ONE Worcestershire MP is prepared to give a proposed pay rise to charity – admitting that none of them can justify an 11 per cent increase.

Harriett Baldwin has revealed she is not willing to accept a rise of £7,600 as residents are suffering pay freezes, or small increases of one or two per cent.

The Conservative, who represents West Worcestershire, said the only way a rise could be justified would be by cutting 50 MPs, so the 600 who remained got heavier workloads.

Amid mounting anger over the expected pay rise, she also believes the body which is calling for it should be scrapped.

A report is due out on Thursday from the Independent Parliamentary Standards Authority (IPSA), suggesting the 11 per cent rise should take force from 2015, taking MPs’ pay to £74,000.

The authority wants to make up for it by cutting pensions and other perks, saying wages in parliament have been frozen for too long.

But Mrs Baldwin said she would give away her rise.

“If IPSA succeed in pushing through this measure and I am re-elected in 2015, I look forward to supporting local charities even more than I already do,” she said.

“I wrote into the consultation and said that given the fact that public sector pay is being restrained in the way that it is, we should only have the same sort of increases as average public sector [workers] are having.”

She also said old Conservative plans to cut the size of parliament from 650 MPs to 600, which fell apart after a lack of Liberal Democrat support, should have been accepted.

She said the independent body, set up in 2009 after the expenses scandal, now costs £6 million per year when it could be done by a private company “for a fraction of the cost”. Downing Street has tried to kick the issue into the long grass by saying it will be reviewed in 2015.

Meanwhile, other MPs in the county have refused to make the same offer, saying that it is right any decisions over pay are made independently.

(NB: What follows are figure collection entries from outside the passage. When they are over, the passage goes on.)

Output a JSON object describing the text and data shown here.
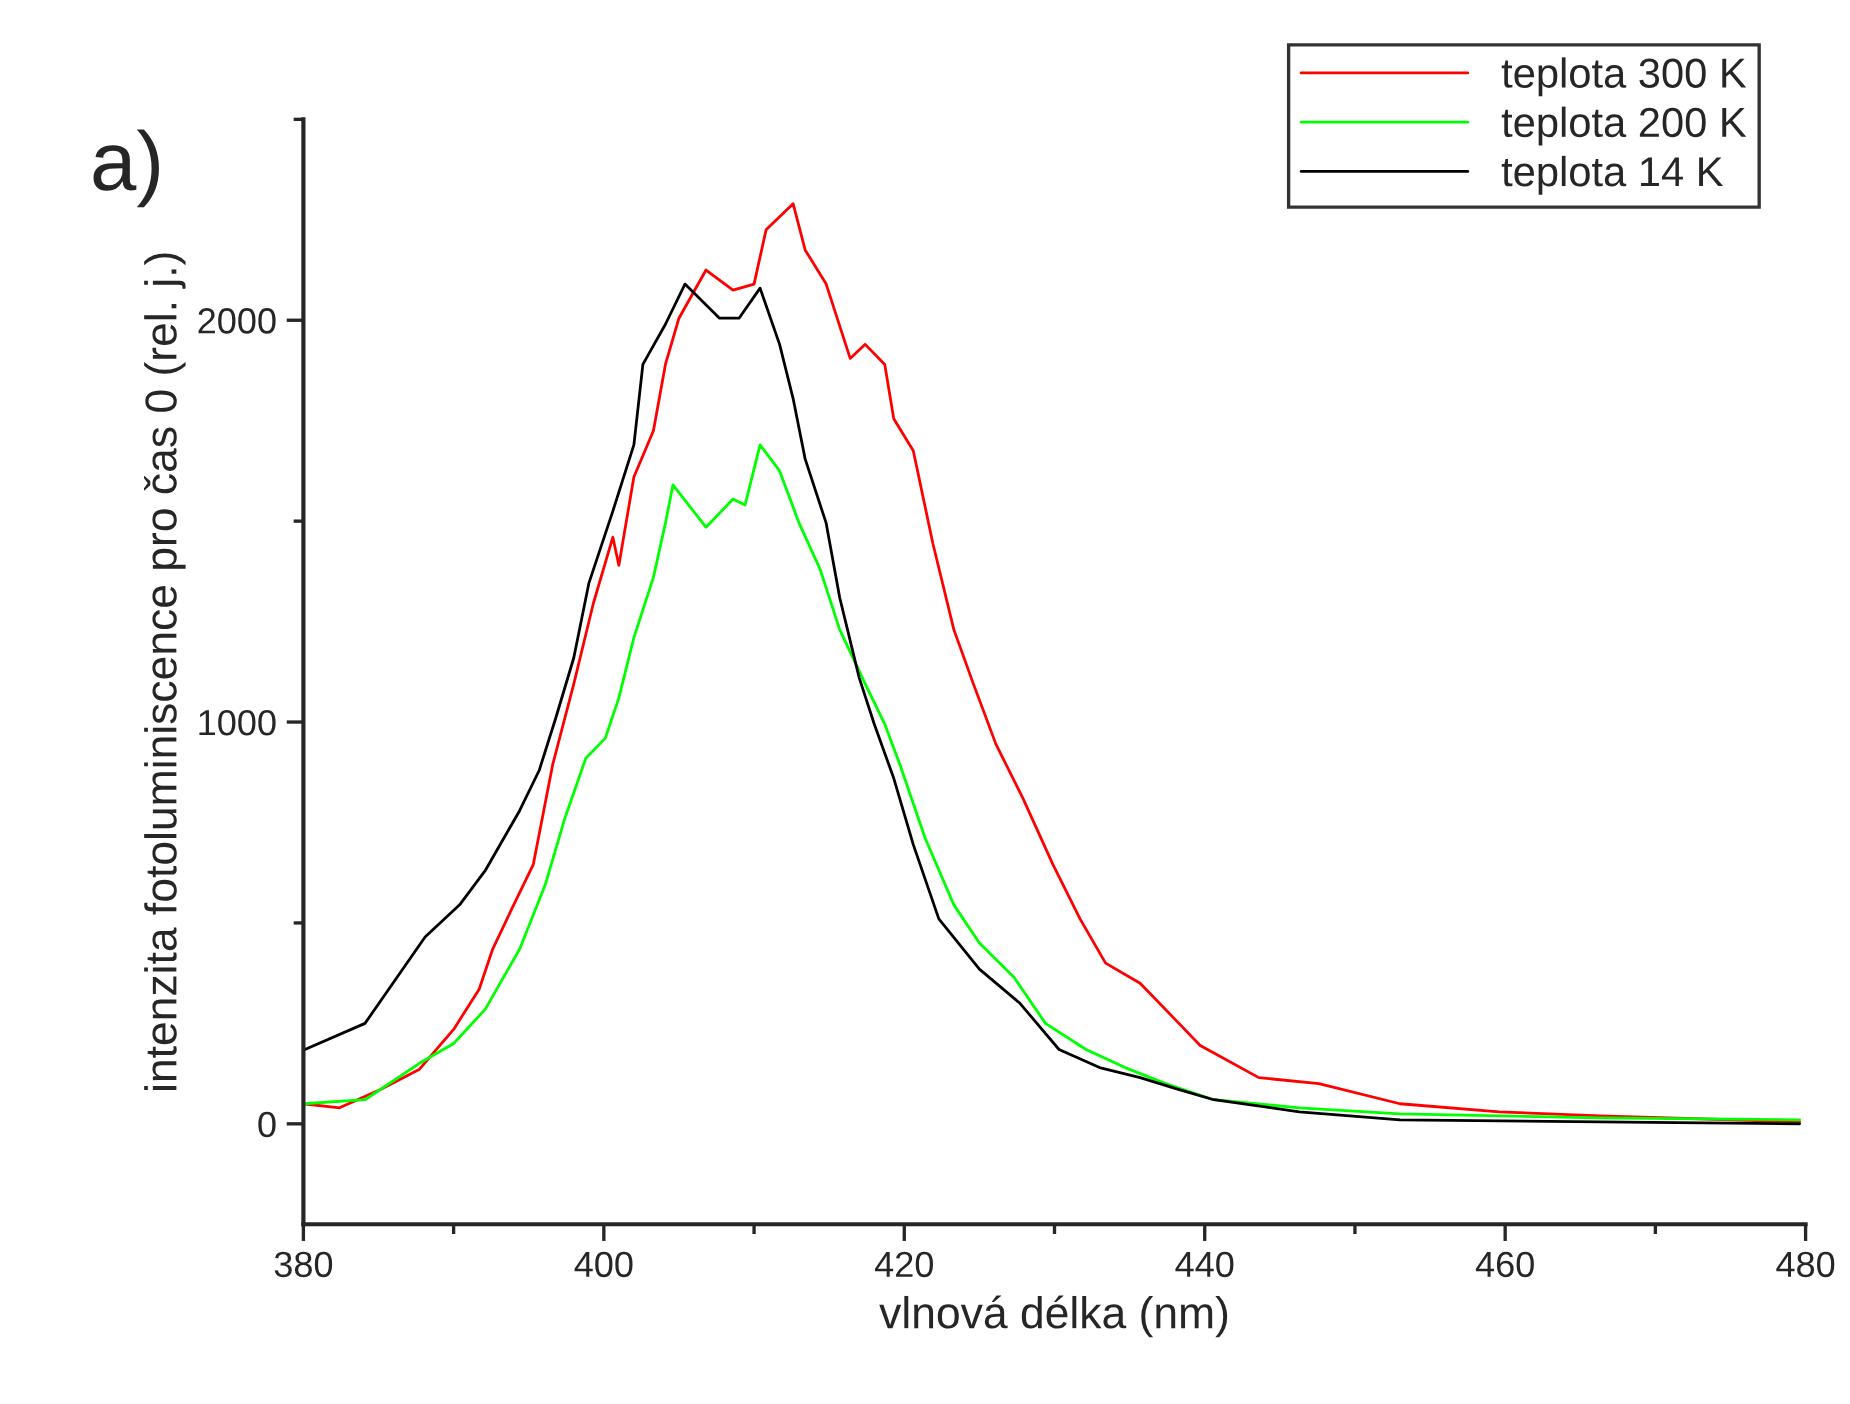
{
  "chart_data": {
    "type": "line",
    "xlabel": "vlnová délka (nm)",
    "ylabel": "intenzita fotoluminiscence pro čas 0 (rel. j.)",
    "annotations": [
      "a)"
    ],
    "xlim": [
      380,
      480
    ],
    "xticks": [
      380,
      400,
      420,
      440,
      460,
      480
    ],
    "ylim": [
      -250,
      2500
    ],
    "yticks": [
      0,
      1000,
      2000
    ],
    "grid": false,
    "legend": "top right",
    "marker": "none",
    "line_style": "solid",
    "series": [
      {
        "name": "teplota 300 K",
        "color": "#ff0000",
        "x": [
          380.0,
          382.4,
          385.1,
          387.7,
          390.0,
          391.7,
          392.6,
          394.0,
          395.3,
          396.6,
          398.0,
          399.3,
          400.6,
          401.0,
          402.0,
          403.3,
          404.1,
          405.0,
          406.8,
          408.6,
          410.0,
          410.8,
          412.6,
          413.4,
          414.8,
          416.4,
          417.4,
          418.7,
          419.3,
          420.6,
          421.9,
          423.3,
          424.6,
          426.1,
          427.9,
          429.9,
          431.7,
          433.4,
          435.7,
          437.9,
          439.7,
          443.6,
          447.6,
          453.0,
          459.6,
          466.3,
          479.6
        ],
        "values": [
          50,
          40,
          85,
          135,
          235,
          335,
          435,
          545,
          645,
          895,
          1095,
          1295,
          1460,
          1390,
          1610,
          1725,
          1890,
          2005,
          2125,
          2075,
          2090,
          2225,
          2290,
          2175,
          2090,
          1905,
          1940,
          1890,
          1755,
          1675,
          1445,
          1230,
          1095,
          945,
          810,
          645,
          510,
          400,
          350,
          265,
          195,
          115,
          100,
          50,
          30,
          20,
          5
        ]
      },
      {
        "name": "teplota 200 K",
        "color": "#00ff00",
        "x": [
          380.0,
          384.1,
          387.7,
          390.0,
          392.1,
          394.4,
          396.1,
          397.4,
          398.8,
          400.1,
          401.0,
          402.0,
          403.3,
          404.1,
          404.6,
          406.8,
          408.6,
          409.4,
          410.4,
          411.7,
          413.0,
          414.4,
          415.7,
          417.4,
          418.7,
          419.7,
          421.4,
          423.3,
          425.0,
          427.3,
          429.4,
          432.1,
          434.7,
          437.4,
          440.6,
          446.3,
          453.0,
          466.3,
          479.6
        ],
        "values": [
          50,
          60,
          150,
          200,
          285,
          435,
          595,
          760,
          910,
          960,
          1060,
          1210,
          1360,
          1495,
          1590,
          1485,
          1555,
          1540,
          1690,
          1625,
          1495,
          1380,
          1230,
          1095,
          995,
          895,
          710,
          545,
          450,
          365,
          250,
          185,
          140,
          100,
          60,
          40,
          25,
          15,
          10
        ]
      },
      {
        "name": "teplota 14 K",
        "color": "#000000",
        "x": [
          380.1,
          384.1,
          388.1,
          390.4,
          392.1,
          394.4,
          395.7,
          396.8,
          398.0,
          399.0,
          400.6,
          402.0,
          402.6,
          404.1,
          405.4,
          407.7,
          409.0,
          410.4,
          411.7,
          412.6,
          413.4,
          414.8,
          415.7,
          417.0,
          418.0,
          419.3,
          420.6,
          422.3,
          425.0,
          427.7,
          430.3,
          433.0,
          435.7,
          438.3,
          440.6,
          446.3,
          453.0,
          466.3,
          479.6
        ],
        "values": [
          185,
          250,
          465,
          545,
          630,
          780,
          880,
          1010,
          1160,
          1345,
          1525,
          1690,
          1890,
          1990,
          2090,
          2005,
          2005,
          2080,
          1940,
          1805,
          1655,
          1495,
          1310,
          1110,
          995,
          860,
          695,
          510,
          385,
          300,
          185,
          140,
          115,
          85,
          60,
          30,
          10,
          5,
          0
        ]
      }
    ]
  }
}
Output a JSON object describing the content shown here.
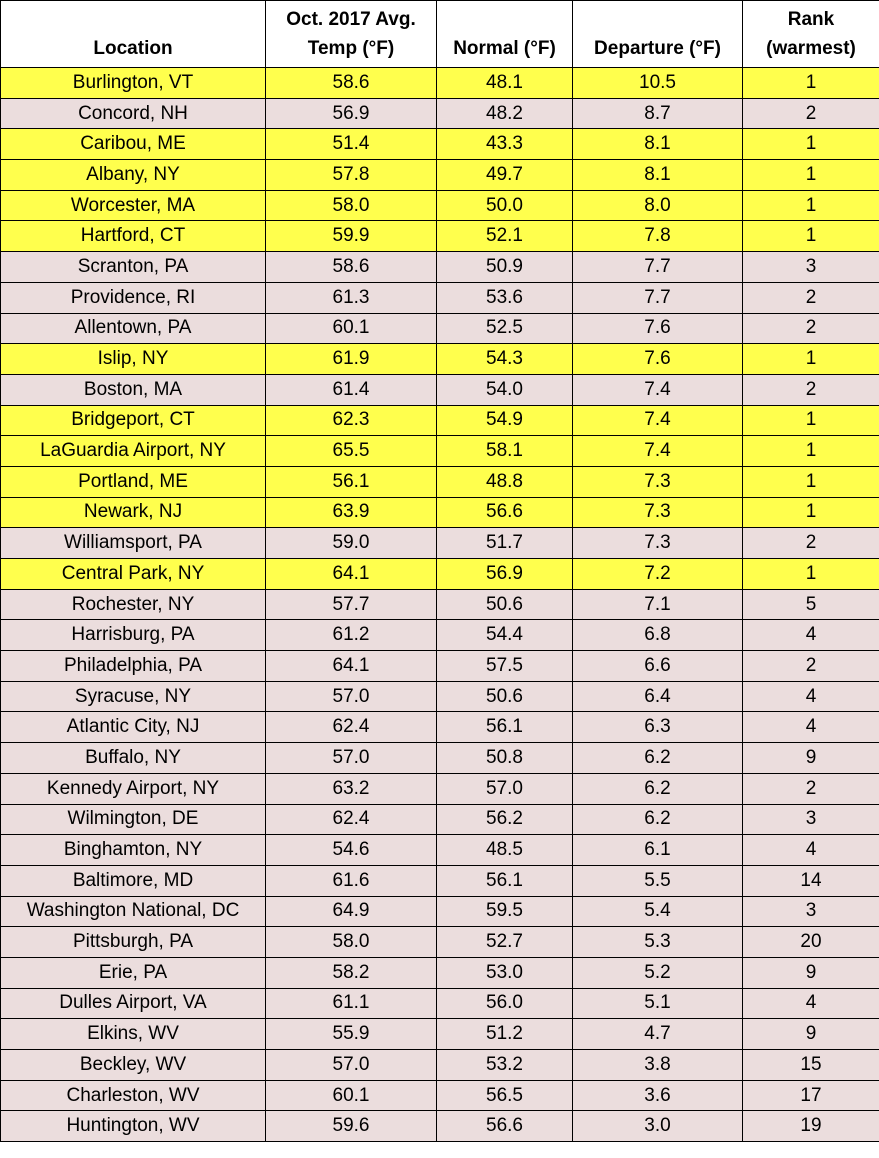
{
  "table": {
    "header": [
      [
        "Location"
      ],
      [
        "Oct. 2017 Avg.",
        "Temp (°F)"
      ],
      [
        "Normal (°F)"
      ],
      [
        "Departure (°F)"
      ],
      [
        "Rank",
        "(warmest)"
      ]
    ],
    "highlight_color": "#ffff4d",
    "plain_color": "#ebdddd",
    "rows": [
      {
        "cells": [
          "Burlington, VT",
          "58.6",
          "48.1",
          "10.5",
          "1"
        ],
        "highlight": true
      },
      {
        "cells": [
          "Concord, NH",
          "56.9",
          "48.2",
          "8.7",
          "2"
        ],
        "highlight": false
      },
      {
        "cells": [
          "Caribou, ME",
          "51.4",
          "43.3",
          "8.1",
          "1"
        ],
        "highlight": true
      },
      {
        "cells": [
          "Albany, NY",
          "57.8",
          "49.7",
          "8.1",
          "1"
        ],
        "highlight": true
      },
      {
        "cells": [
          "Worcester, MA",
          "58.0",
          "50.0",
          "8.0",
          "1"
        ],
        "highlight": true
      },
      {
        "cells": [
          "Hartford, CT",
          "59.9",
          "52.1",
          "7.8",
          "1"
        ],
        "highlight": true
      },
      {
        "cells": [
          "Scranton, PA",
          "58.6",
          "50.9",
          "7.7",
          "3"
        ],
        "highlight": false
      },
      {
        "cells": [
          "Providence, RI",
          "61.3",
          "53.6",
          "7.7",
          "2"
        ],
        "highlight": false
      },
      {
        "cells": [
          "Allentown, PA",
          "60.1",
          "52.5",
          "7.6",
          "2"
        ],
        "highlight": false
      },
      {
        "cells": [
          "Islip, NY",
          "61.9",
          "54.3",
          "7.6",
          "1"
        ],
        "highlight": true
      },
      {
        "cells": [
          "Boston, MA",
          "61.4",
          "54.0",
          "7.4",
          "2"
        ],
        "highlight": false
      },
      {
        "cells": [
          "Bridgeport, CT",
          "62.3",
          "54.9",
          "7.4",
          "1"
        ],
        "highlight": true
      },
      {
        "cells": [
          "LaGuardia Airport, NY",
          "65.5",
          "58.1",
          "7.4",
          "1"
        ],
        "highlight": true
      },
      {
        "cells": [
          "Portland, ME",
          "56.1",
          "48.8",
          "7.3",
          "1"
        ],
        "highlight": true
      },
      {
        "cells": [
          "Newark, NJ",
          "63.9",
          "56.6",
          "7.3",
          "1"
        ],
        "highlight": true
      },
      {
        "cells": [
          "Williamsport, PA",
          "59.0",
          "51.7",
          "7.3",
          "2"
        ],
        "highlight": false
      },
      {
        "cells": [
          "Central Park, NY",
          "64.1",
          "56.9",
          "7.2",
          "1"
        ],
        "highlight": true
      },
      {
        "cells": [
          "Rochester, NY",
          "57.7",
          "50.6",
          "7.1",
          "5"
        ],
        "highlight": false
      },
      {
        "cells": [
          "Harrisburg, PA",
          "61.2",
          "54.4",
          "6.8",
          "4"
        ],
        "highlight": false
      },
      {
        "cells": [
          "Philadelphia, PA",
          "64.1",
          "57.5",
          "6.6",
          "2"
        ],
        "highlight": false
      },
      {
        "cells": [
          "Syracuse, NY",
          "57.0",
          "50.6",
          "6.4",
          "4"
        ],
        "highlight": false
      },
      {
        "cells": [
          "Atlantic City, NJ",
          "62.4",
          "56.1",
          "6.3",
          "4"
        ],
        "highlight": false
      },
      {
        "cells": [
          "Buffalo, NY",
          "57.0",
          "50.8",
          "6.2",
          "9"
        ],
        "highlight": false
      },
      {
        "cells": [
          "Kennedy Airport, NY",
          "63.2",
          "57.0",
          "6.2",
          "2"
        ],
        "highlight": false
      },
      {
        "cells": [
          "Wilmington, DE",
          "62.4",
          "56.2",
          "6.2",
          "3"
        ],
        "highlight": false
      },
      {
        "cells": [
          "Binghamton, NY",
          "54.6",
          "48.5",
          "6.1",
          "4"
        ],
        "highlight": false
      },
      {
        "cells": [
          "Baltimore, MD",
          "61.6",
          "56.1",
          "5.5",
          "14"
        ],
        "highlight": false
      },
      {
        "cells": [
          "Washington National, DC",
          "64.9",
          "59.5",
          "5.4",
          "3"
        ],
        "highlight": false
      },
      {
        "cells": [
          "Pittsburgh, PA",
          "58.0",
          "52.7",
          "5.3",
          "20"
        ],
        "highlight": false
      },
      {
        "cells": [
          "Erie, PA",
          "58.2",
          "53.0",
          "5.2",
          "9"
        ],
        "highlight": false
      },
      {
        "cells": [
          "Dulles Airport, VA",
          "61.1",
          "56.0",
          "5.1",
          "4"
        ],
        "highlight": false
      },
      {
        "cells": [
          "Elkins, WV",
          "55.9",
          "51.2",
          "4.7",
          "9"
        ],
        "highlight": false
      },
      {
        "cells": [
          "Beckley, WV",
          "57.0",
          "53.2",
          "3.8",
          "15"
        ],
        "highlight": false
      },
      {
        "cells": [
          "Charleston, WV",
          "60.1",
          "56.5",
          "3.6",
          "17"
        ],
        "highlight": false
      },
      {
        "cells": [
          "Huntington, WV",
          "59.6",
          "56.6",
          "3.0",
          "19"
        ],
        "highlight": false
      }
    ]
  }
}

Worcester MP Robin Walker said: “It shoudn’t be our decision. Rhe whole point of this was to take it out of our hands.

“I have done no lobbying, either for or against a pay rise. “The question [if he would he give it to charity] is purely hypothetical and I won’t get into that.”

Wyre Forest MP, Mark Garnier, said: “IPSA has to decide what MPs get and we can’t interfere – if it’s going to work, it must work in both directions.

“We can’t have cabinet members or party leaders saying to us ‘I’ll give it back because I’m richer than you’ and taking the moral highground.”

MPs currently receive a yearly salary of £66,396.

Peter Luff, who represents Mid-Worcestershire, said he would make no comment, because he is retiring in 2015.

In an anonymous survey conducted earlier this year, MPs suggested that they should be paid an average of £86,250, with one-fifth of those questioned saying they should get £95,000 or more.